Buy it for just $17 on Amazon, or pick it up at your neighborhood Target or Walmart.
Goggle Tech C1-Glass. (Photograph by Maria Korolov.)
Best headset that fits in your pocket
If you want a headset that's smaller than a pair of sunglasses, check out the Goggle Tech C-1 Glass. It has no sides, top or bottom, but it's an easy way to quickly watch a virtual reality video or show off an app to a friend. Buy it for $25 from Amazon.
If you don't like this one, there are plenty of other folding, open-sided headsets to choose from, some of them starting at under $10.
One major benefit of open-sided headsets is that they allow full access to the phone's screen, so you don't have to carry a separate Bluetooth controller to interact with apps, or to switch between applications. Plus, they don't block your peripheral vision, so won't miss your stop if you're using it on a train.
The downside is that these headsets are too small to have head straps, and you have to hold them up with your hands. So these aren't for watching a two-hour movie. On the plus side, since they're not tightly strapped to your head, you can use them with your glasses.
Gear VR. (Image courtesy Samsung.)
Best headset for people with Samsung Galaxy phones
The Samsung Gear VR is the priciest set on this list, at $99, but it comes with extra built-in sensors for a better experience, and has a trackpad, back button and volume control built right into the set. Plus, it has some great games in its app store, plus Netflix and Hulu.
The downside is that the selection of games is still small and the games are pricier than similar games for the Google Cardboard. Plus, it only works with late-model Samsung phones.
Buy it from the company, on Amazon or at your nearest Best Buy for $99.
BoboVR Z4. (Image courtesy Bobo VR.)
Best all-around headset
The BoboVR Z4 is the best mobile headset that's not a Gear VR. It works with any late-model Android phone with screens between 4 and 6 inches in size, has built-in headphones and a control button, and is very easy to use. Get it for $39 on Amazon.

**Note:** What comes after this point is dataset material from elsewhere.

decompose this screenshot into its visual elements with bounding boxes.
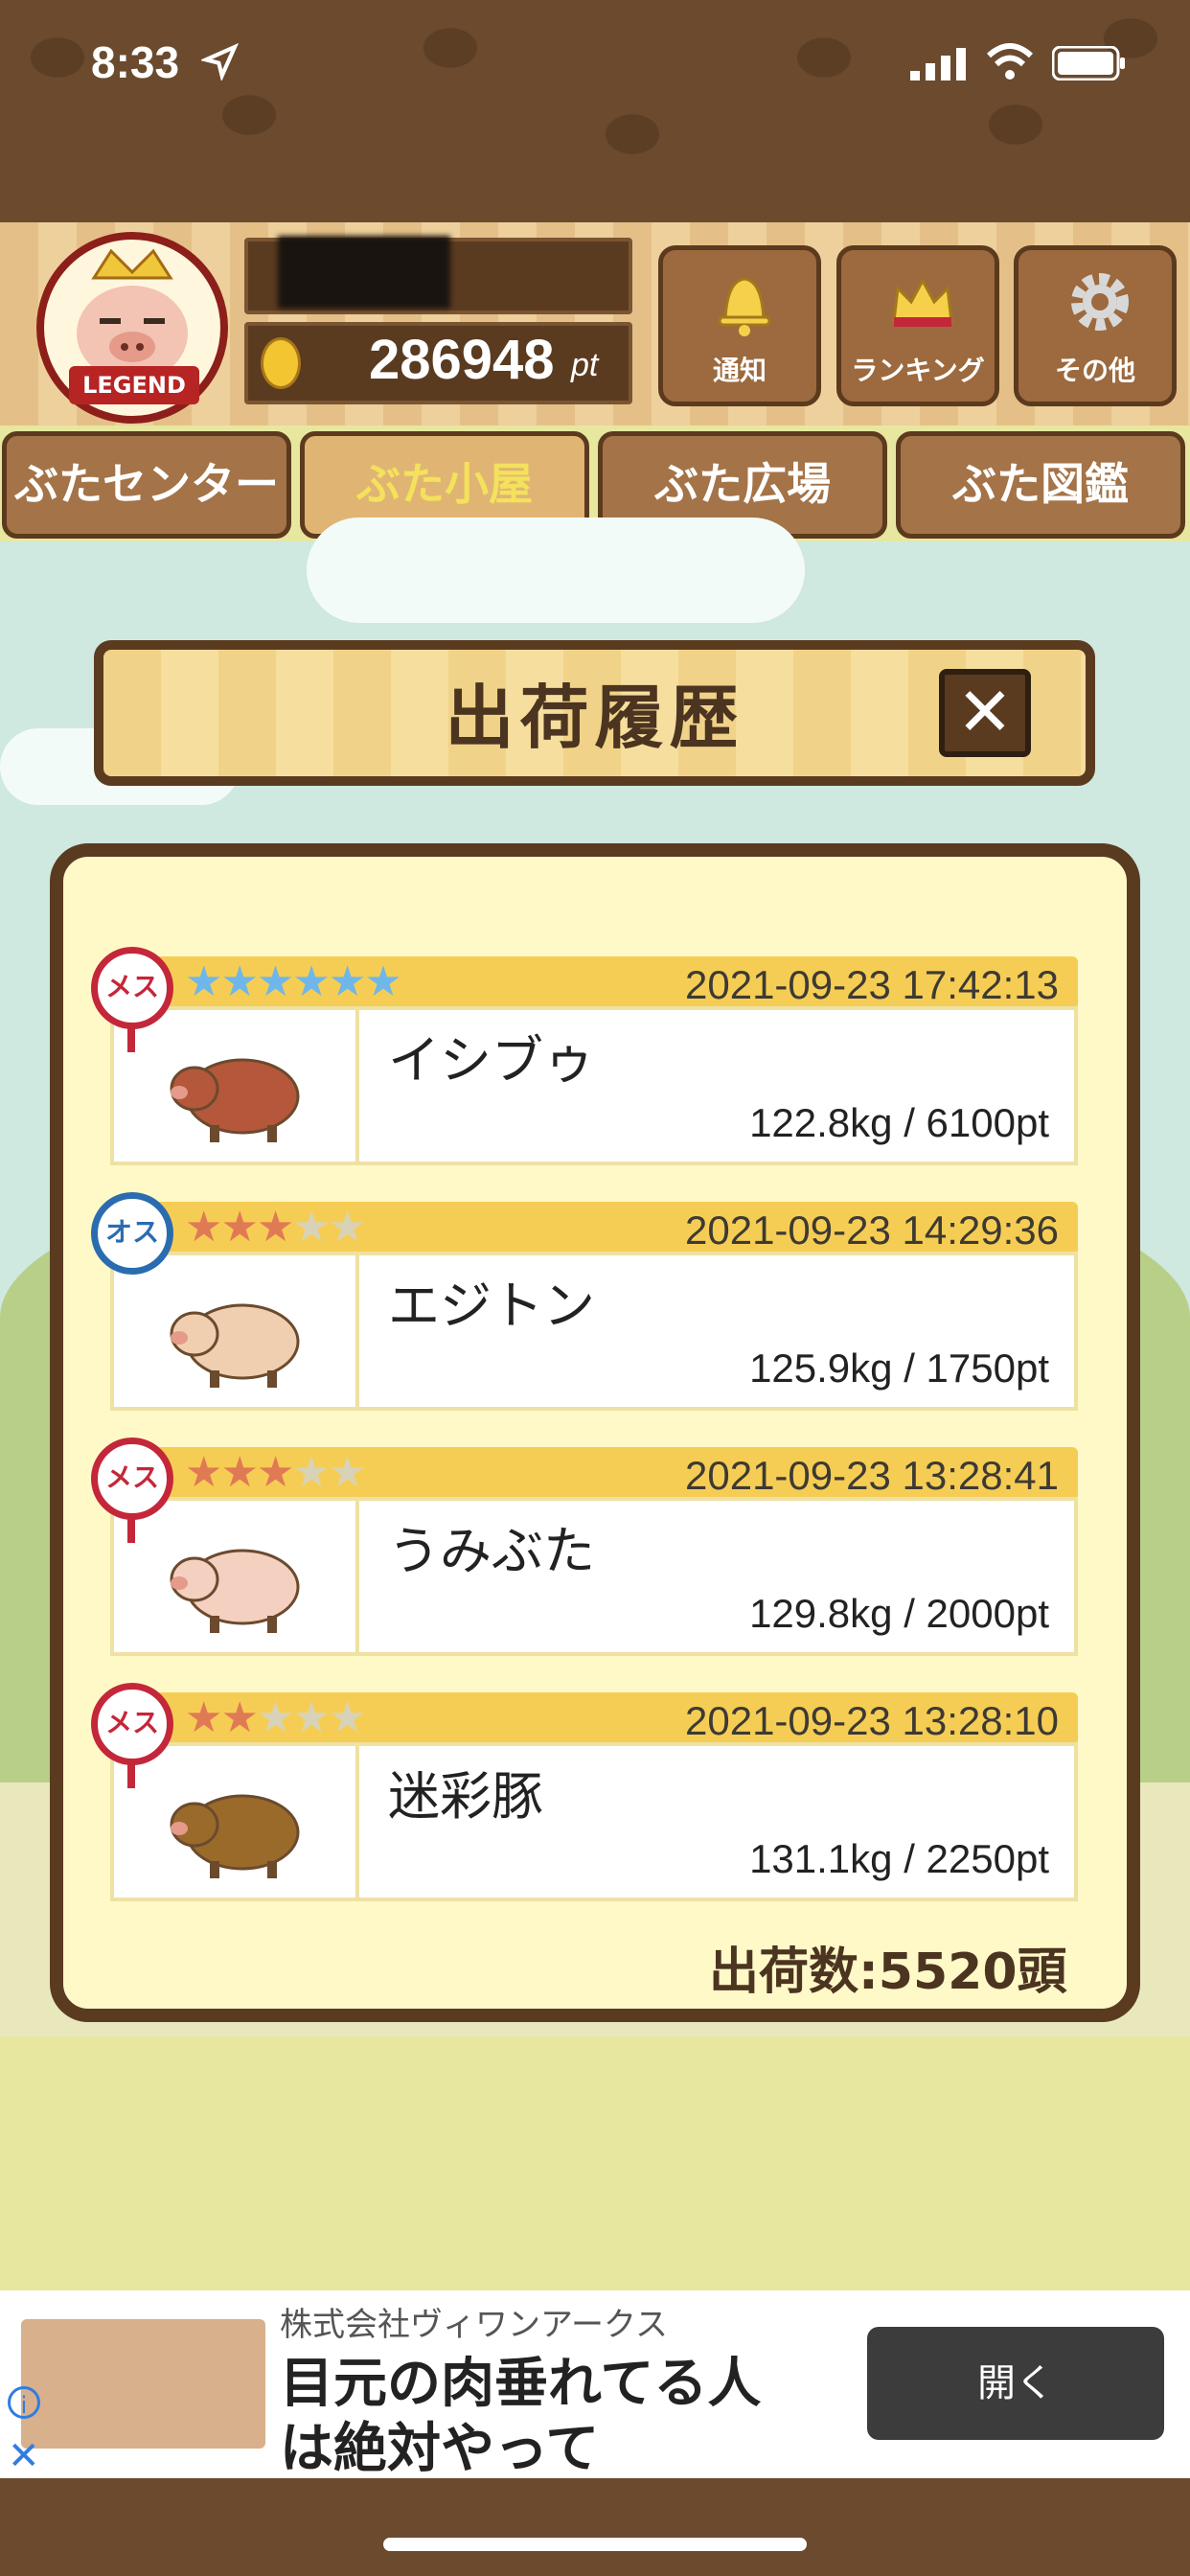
female-symbol-icon xyxy=(127,1514,135,1543)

The field of view is a very impressive 120 degrees—that's more than the Oculus Rift, HTC Vive, or the Gear VR. This means that you get the widest view possible on your smartphone, but for the best experience you want a phone with the largest, highest-resolution screen that you can afford.
The lenses are adjustable, the headset fits over glasses, and it is very easy to use—just open the front cover, drop in your phone, and snap the cover closed.
It weighs 15 ounces. That's a little bit more than the Gear VR, which weighs 12, or the Leji Mini VR, which comes in at just 7 ounces. But a lot of that is due to the headphones. You can also buy versions of this headset without headphones, which weigh 11 ounces, as well as versions bundled with remote controllers.
The reason you might want a remote controller even though it comes with a button is that some users have reported problems with getting the button to work, or getting it to work consistently on their particular phones or with their particular screen protectors.
The BoboVR Z4 does make it easy to use the button. It's on the bottom of the set, on the right-hand site, convenient to press with your thumb while you are holding the headset. If you're right-handed, that is, and don't mind holding the headset. For interactive games, a separate controller or gamepad might be more convenient and comfortable to use for long stretches of time.